En outre, le scientifique a constaté que les os de l’avant et du toit du crâne offraient un soutien structurel suffisant pour résister aux forces de torsion qui auraient été générées lors de ces morsures.
« Cette étude a révélé que le modèle de kangourou à face courte pouvait résister à la torsion beaucoup plus efficacement que le koala lors de telles morsures », a déclaré Mitchell. « Son crâne profond et son large front pouvaient répartir le stress de manière plus uniforme, empêchant une torsion excessive et le protégeant des dommages. »
Cette découverte soutient les suggestions précédentes concernant les kangourous à face courte selon lesquelles la végétation la plus dure et la plus épaisse qu’il aurait pu manger, comme les brindilles et les branches ligneuses des arbres et des arbustes, aurait pu être transmise directement à ses prémolaires et molaires pour être écrasée ou autrement brisée. De telles actions sembleraient similaires à la façon dont les pandas géants écrasent les bambous », a-t-il déclaré.

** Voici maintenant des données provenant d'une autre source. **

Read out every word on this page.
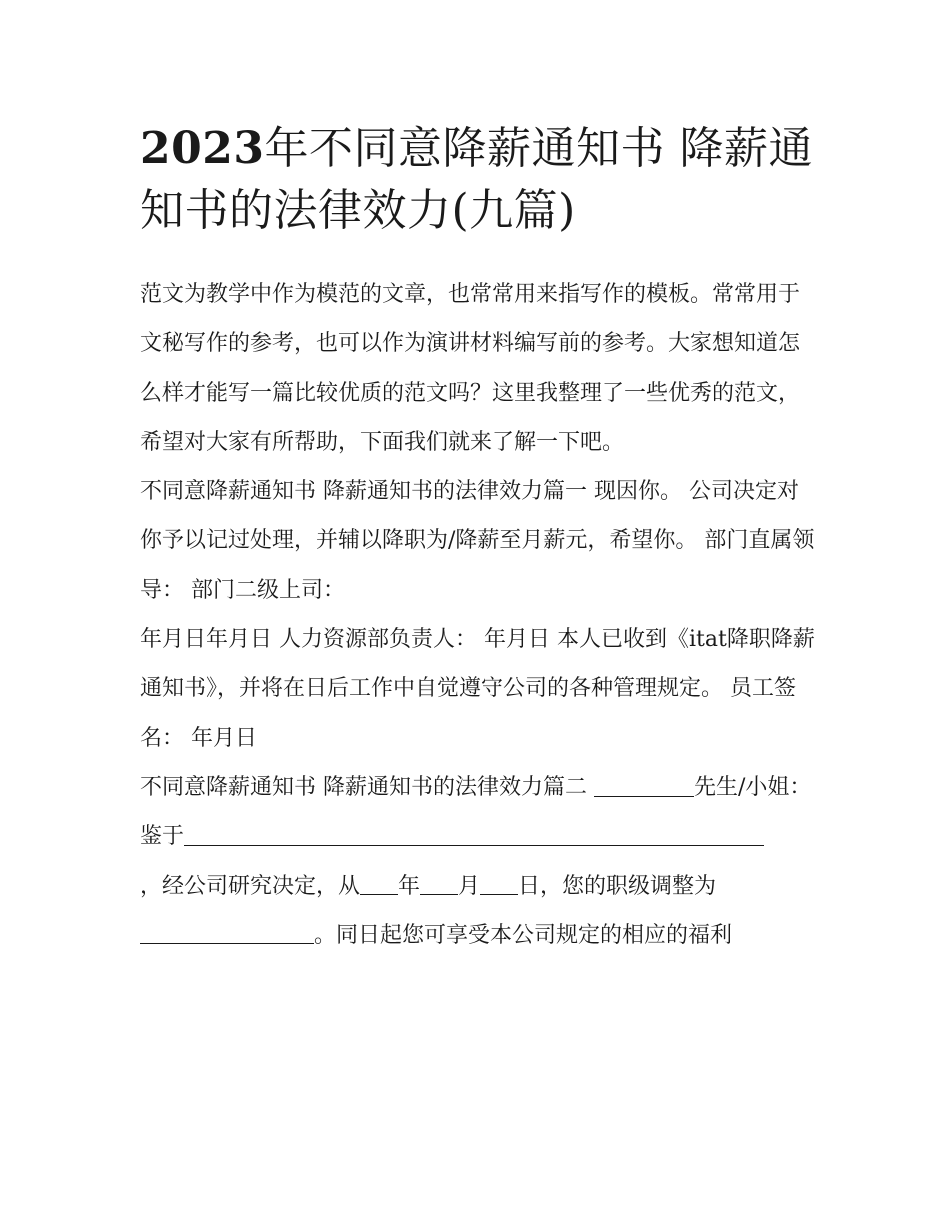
2023年不同意降薪通知书 降薪通知书的法律效力(九篇)

范文为教学中作为模范的文章，也常常用来指写作的模板。常常用于文秘写作的参考，也可以作为演讲材料编写前的参考。大家想知道怎么样才能写一篇比较优质的范文吗？这里我整理了一些优秀的范文，希望对大家有所帮助，下面我们就来了解一下吧。

不同意降薪通知书 降薪通知书的法律效力篇一 现因你。 公司决定对你予以记过处理，并辅以降职为/降薪至月薪元，希望你。 部门直属领导： 部门二级上司：

年月日年月日 人力资源部负责人： 年月日 本人已收到《itat降职降薪通知书》，并将在日后工作中自觉遵守公司的各种管理规定。 员工签名： 年月日

不同意降薪通知书 降薪通知书的法律效力篇二	先生/小姐：

鉴于

，经公司研究决定，从 年 月 日，您的职级调整为。同日起您可享受本公司规定的相应的福利
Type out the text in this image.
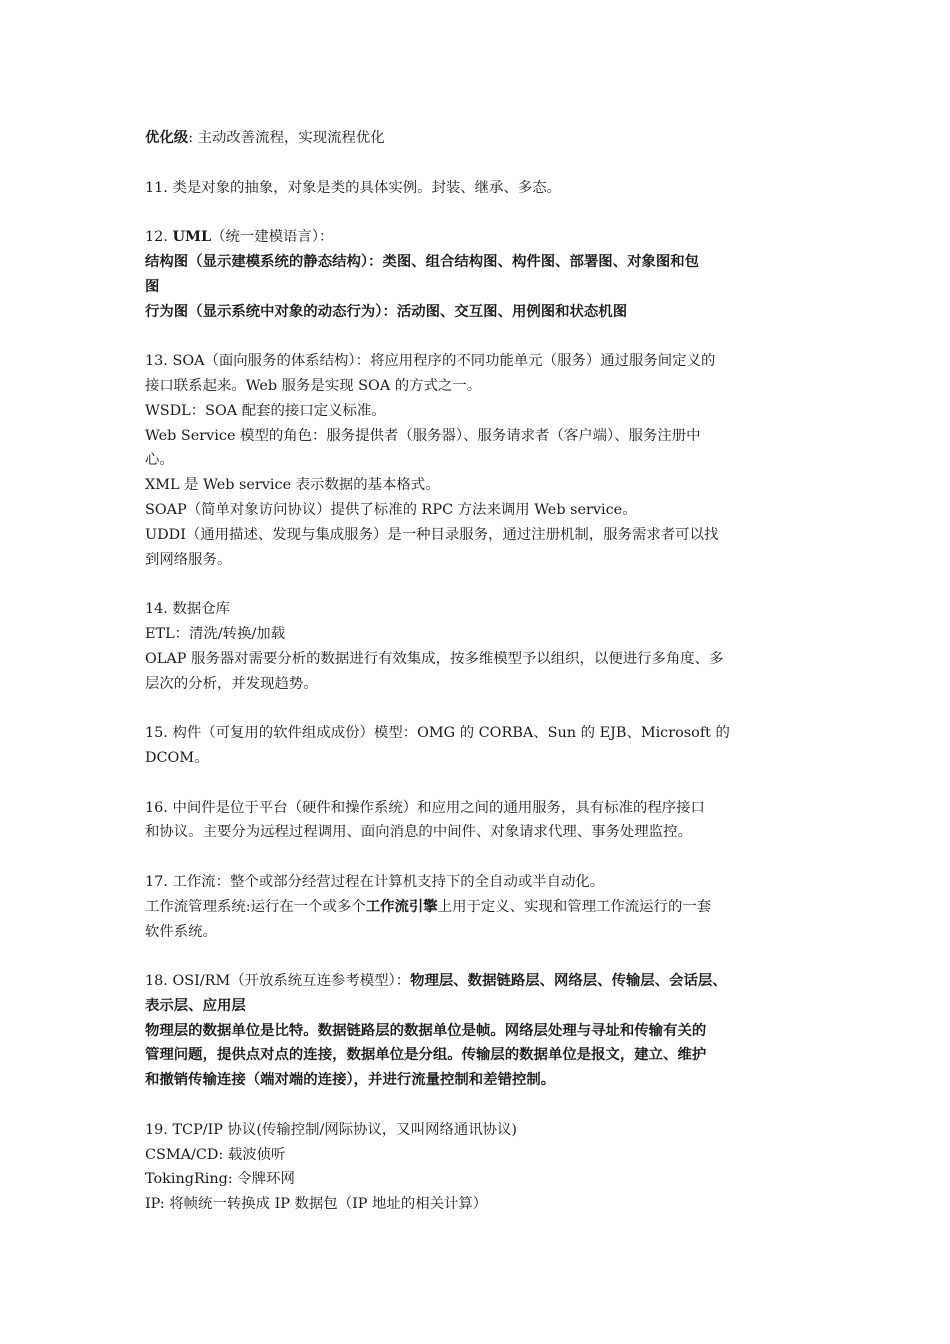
优化级: 主动改善流程，实现流程优化
11. 类是对象的抽象，对象是类的具体实例。封装、继承、多态。
12. UML（统一建模语言）：
结构图（显示建模系统的静态结构）：类图、组合结构图、构件图、部署图、对象图和包
图
行为图（显示系统中对象的动态行为）：活动图、交互图、用例图和状态机图
13. SOA（面向服务的体系结构）：将应用程序的不同功能单元（服务）通过服务间定义的
接口联系起来。Web 服务是实现 SOA 的方式之一。
WSDL：SOA 配套的接口定义标准。
Web Service 模型的角色：服务提供者（服务器）、服务请求者（客户端）、服务注册中
心。
XML 是 Web service 表示数据的基本格式。
SOAP（简单对象访问协议）提供了标准的 RPC 方法来调用 Web service。
UDDI（通用描述、发现与集成服务）是一种目录服务，通过注册机制，服务需求者可以找
到网络服务。
14. 数据仓库
ETL：清洗/转换/加载
OLAP 服务器对需要分析的数据进行有效集成，按多维模型予以组织，以便进行多角度、多
层次的分析，并发现趋势。
15. 构件（可复用的软件组成成份）模型：OMG 的 CORBA、Sun 的 EJB、Microsoft 的
DCOM。
16. 中间件是位于平台（硬件和操作系统）和应用之间的通用服务，具有标准的程序接口
和协议。主要分为远程过程调用、面向消息的中间件、对象请求代理、事务处理监控。
17. 工作流：整个或部分经营过程在计算机支持下的全自动或半自动化。
工作流管理系统:运行在一个或多个工作流引擎上用于定义、实现和管理工作流运行的一套
软件系统。
18. OSI/RM（开放系统互连参考模型）：物理层、数据链路层、网络层、传输层、会话层、
表示层、应用层
物理层的数据单位是比特。数据链路层的数据单位是帧。网络层处理与寻址和传输有关的
管理问题，提供点对点的连接，数据单位是分组。传输层的数据单位是报文，建立、维护
和撤销传输连接（端对端的连接），并进行流量控制和差错控制。
19. TCP/IP 协议(传输控制/网际协议，又叫网络通讯协议)
CSMA/CD: 载波侦听
TokingRing: 令牌环网
IP: 将帧统一转换成 IP 数据包（IP 地址的相关计算）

Ensemble, ces résultats ont conduit Mitchell à la conclusion que les kangourous du groupe des sthénurines étaient capables de produire des morsures puissantes en raison de ces adaptations, leur permettant de manger des aliments coriaces que les autres espèces n’étaient pas en mesure de consommer.
« La recherche apporte un soutien à l’hypothèse selon laquelle au moins certains kangourous à face courte pourraient persister sur une végétation épaisse et ligneuse de mauvaise qualité à des moments de faible productivité, comme pendant les sécheresses, et les périodes glaciaires prolongées et l’assèchement continental associé », a-t-il déclaré. « La capacité de consommer des parties de plantes que les autres herbivores de l’époque ne pouvaient pas consommer leur aurait offert un avantage concurrentiel lorsque les temps étaient durs. »
En ce sens, S. occidentalis est similaire aux animaux modernes tels que le panda géant, qui mange également des aliments coriaces sous forme de bambou.
« Les similitudes entre les crânes de ce kangourou et du panda géant offrent un bon exemple d’évolution convergente, par laquelle des caractéristiques similaires du crâne ont évolué indépendamment pour servir des fonctions potentiellement similaires », a déclaré Mitchell.